At one point, Commission Chair David asked the president and chief operating officer of Public Service Company of Oklahoma, Leigh Anne Strahler a question about cost recovery and had her offer an explanation. Since the meeting involved David’s use of the Tulsa office and remote video service, Strahler had to sit beside David to answer the question.

It raised the challenge afterward from attorney Thomas Schroedter who asked to respond and finally did after David hesitated allowing him to speak.

“This is highly unusual for someone to get up, without being under oath, no sworn testimony. This witness is not under oath—I don’t think I’ve ever seen this happen.”

It was later in the meeting when Commissioner David accused Schroedter of “dressing her down” for asking Strahler to speak.

“I took exceptions to your remarks. I did not take testimony. I simply asked a question.”

David also raised opposition to the acquisition by the Commission Administrative Law Judge Carly Ortel and the Commission’s Public Utilities Division.

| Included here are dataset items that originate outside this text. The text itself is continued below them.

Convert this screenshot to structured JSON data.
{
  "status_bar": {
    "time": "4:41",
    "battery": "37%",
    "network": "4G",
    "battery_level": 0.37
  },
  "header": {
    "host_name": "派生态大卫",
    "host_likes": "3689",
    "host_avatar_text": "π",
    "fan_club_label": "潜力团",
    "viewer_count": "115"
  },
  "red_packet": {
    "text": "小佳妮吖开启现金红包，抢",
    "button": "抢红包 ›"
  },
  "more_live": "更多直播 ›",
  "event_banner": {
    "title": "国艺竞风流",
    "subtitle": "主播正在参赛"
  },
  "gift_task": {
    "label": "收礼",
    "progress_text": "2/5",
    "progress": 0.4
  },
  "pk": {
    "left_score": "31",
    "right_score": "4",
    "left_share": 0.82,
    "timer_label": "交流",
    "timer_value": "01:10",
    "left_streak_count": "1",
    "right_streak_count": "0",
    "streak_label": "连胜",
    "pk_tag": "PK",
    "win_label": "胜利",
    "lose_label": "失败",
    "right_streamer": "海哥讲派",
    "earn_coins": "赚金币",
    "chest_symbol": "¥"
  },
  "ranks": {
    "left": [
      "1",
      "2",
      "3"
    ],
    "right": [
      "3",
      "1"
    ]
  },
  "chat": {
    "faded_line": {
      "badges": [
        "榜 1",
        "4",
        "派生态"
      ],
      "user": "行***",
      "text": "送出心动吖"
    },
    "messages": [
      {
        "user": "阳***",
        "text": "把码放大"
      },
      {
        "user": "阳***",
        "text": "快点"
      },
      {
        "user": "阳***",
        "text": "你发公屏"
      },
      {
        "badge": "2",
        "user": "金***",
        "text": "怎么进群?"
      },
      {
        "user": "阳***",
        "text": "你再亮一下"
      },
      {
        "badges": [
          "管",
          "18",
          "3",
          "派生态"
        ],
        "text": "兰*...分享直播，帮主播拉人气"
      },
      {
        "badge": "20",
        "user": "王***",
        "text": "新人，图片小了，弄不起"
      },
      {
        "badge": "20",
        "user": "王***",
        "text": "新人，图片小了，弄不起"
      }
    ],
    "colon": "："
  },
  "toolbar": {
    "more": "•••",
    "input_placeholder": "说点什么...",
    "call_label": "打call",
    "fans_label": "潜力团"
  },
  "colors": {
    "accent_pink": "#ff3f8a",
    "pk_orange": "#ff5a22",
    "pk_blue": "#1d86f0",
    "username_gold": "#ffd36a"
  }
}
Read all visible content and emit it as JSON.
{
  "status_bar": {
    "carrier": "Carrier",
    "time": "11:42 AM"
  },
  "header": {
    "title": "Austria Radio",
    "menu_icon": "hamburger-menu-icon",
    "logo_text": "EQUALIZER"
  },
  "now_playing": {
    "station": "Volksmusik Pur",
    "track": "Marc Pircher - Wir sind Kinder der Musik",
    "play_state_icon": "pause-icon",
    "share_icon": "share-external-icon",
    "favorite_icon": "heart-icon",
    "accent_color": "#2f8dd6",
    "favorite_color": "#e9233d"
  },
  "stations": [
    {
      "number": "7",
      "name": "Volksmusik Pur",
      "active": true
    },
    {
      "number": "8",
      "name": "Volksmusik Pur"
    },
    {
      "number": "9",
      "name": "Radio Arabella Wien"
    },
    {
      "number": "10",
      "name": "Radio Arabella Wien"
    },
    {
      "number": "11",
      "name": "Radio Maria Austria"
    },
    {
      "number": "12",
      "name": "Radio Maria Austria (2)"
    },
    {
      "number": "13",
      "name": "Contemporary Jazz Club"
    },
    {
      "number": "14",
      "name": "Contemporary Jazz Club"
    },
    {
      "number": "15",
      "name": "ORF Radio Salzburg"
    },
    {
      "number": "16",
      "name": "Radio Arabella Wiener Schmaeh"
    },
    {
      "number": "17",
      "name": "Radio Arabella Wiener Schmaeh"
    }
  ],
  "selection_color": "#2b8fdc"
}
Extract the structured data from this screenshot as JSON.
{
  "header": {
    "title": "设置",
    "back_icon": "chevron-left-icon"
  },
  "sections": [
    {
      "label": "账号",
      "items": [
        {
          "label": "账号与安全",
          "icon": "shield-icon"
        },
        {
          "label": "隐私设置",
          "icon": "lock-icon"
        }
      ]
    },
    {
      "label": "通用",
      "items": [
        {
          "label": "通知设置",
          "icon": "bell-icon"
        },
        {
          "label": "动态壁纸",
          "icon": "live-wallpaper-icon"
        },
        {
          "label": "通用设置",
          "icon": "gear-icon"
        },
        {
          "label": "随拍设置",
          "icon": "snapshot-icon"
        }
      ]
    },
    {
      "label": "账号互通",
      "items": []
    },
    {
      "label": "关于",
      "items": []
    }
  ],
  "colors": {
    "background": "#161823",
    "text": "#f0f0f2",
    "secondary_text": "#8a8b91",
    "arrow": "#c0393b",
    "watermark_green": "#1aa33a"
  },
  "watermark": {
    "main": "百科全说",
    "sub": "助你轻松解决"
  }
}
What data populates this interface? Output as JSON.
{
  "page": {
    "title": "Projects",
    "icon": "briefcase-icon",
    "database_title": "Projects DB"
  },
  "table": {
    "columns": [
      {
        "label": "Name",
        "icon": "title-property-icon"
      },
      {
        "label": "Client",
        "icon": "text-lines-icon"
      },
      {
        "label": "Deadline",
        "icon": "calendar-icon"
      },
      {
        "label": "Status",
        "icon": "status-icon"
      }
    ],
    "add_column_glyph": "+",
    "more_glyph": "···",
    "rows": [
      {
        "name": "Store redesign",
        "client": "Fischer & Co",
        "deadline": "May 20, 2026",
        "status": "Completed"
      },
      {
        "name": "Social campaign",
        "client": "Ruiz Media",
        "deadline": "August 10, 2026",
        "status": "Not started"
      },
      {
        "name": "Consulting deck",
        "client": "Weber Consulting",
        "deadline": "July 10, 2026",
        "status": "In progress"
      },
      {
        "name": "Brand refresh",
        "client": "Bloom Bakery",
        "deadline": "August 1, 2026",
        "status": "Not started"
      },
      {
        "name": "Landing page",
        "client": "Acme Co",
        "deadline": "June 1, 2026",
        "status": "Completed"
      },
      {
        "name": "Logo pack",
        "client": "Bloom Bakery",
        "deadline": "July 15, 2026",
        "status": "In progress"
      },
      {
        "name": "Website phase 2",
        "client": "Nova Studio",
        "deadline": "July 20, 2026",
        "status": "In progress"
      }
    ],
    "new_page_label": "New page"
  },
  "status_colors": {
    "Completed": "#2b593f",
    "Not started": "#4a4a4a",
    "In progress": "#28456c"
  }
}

“I’m concerned about the reliability of our grid. I feel the Commission should be more forward thinking and I’m concerned about putting guard rails in place.”

The final vote was 2-1 with David and Bingman supporting PSO and Commissioner Hiett voting against the preapproval.

Afterward, Commissioner Hiett spoke with Mike Ray of the Southwest Ledger, explaining the approval means that effective June 30 or July 1, PSO “will be able to start collecting money from its ratepayers on a 23-year old power plant that the company doesn’t need until 2030.”

In its filings, PSO projected a 30-year life for the power plant in Jenks and estimated capital expenditures would be $195.7 million while operations and maintenance costs would be $138 million and the plant would provide 768 MW of capacity to benefit the ratepayers.

“I wanted to hold PSO accountable for those numbers,” Hiett said, adding that his paragraph #49 of his proposed order would have authorized a waiver of those caps for unforeseen circumstances, such as force majeure (an event or effect that cannot be reasonably anticipated or controlled).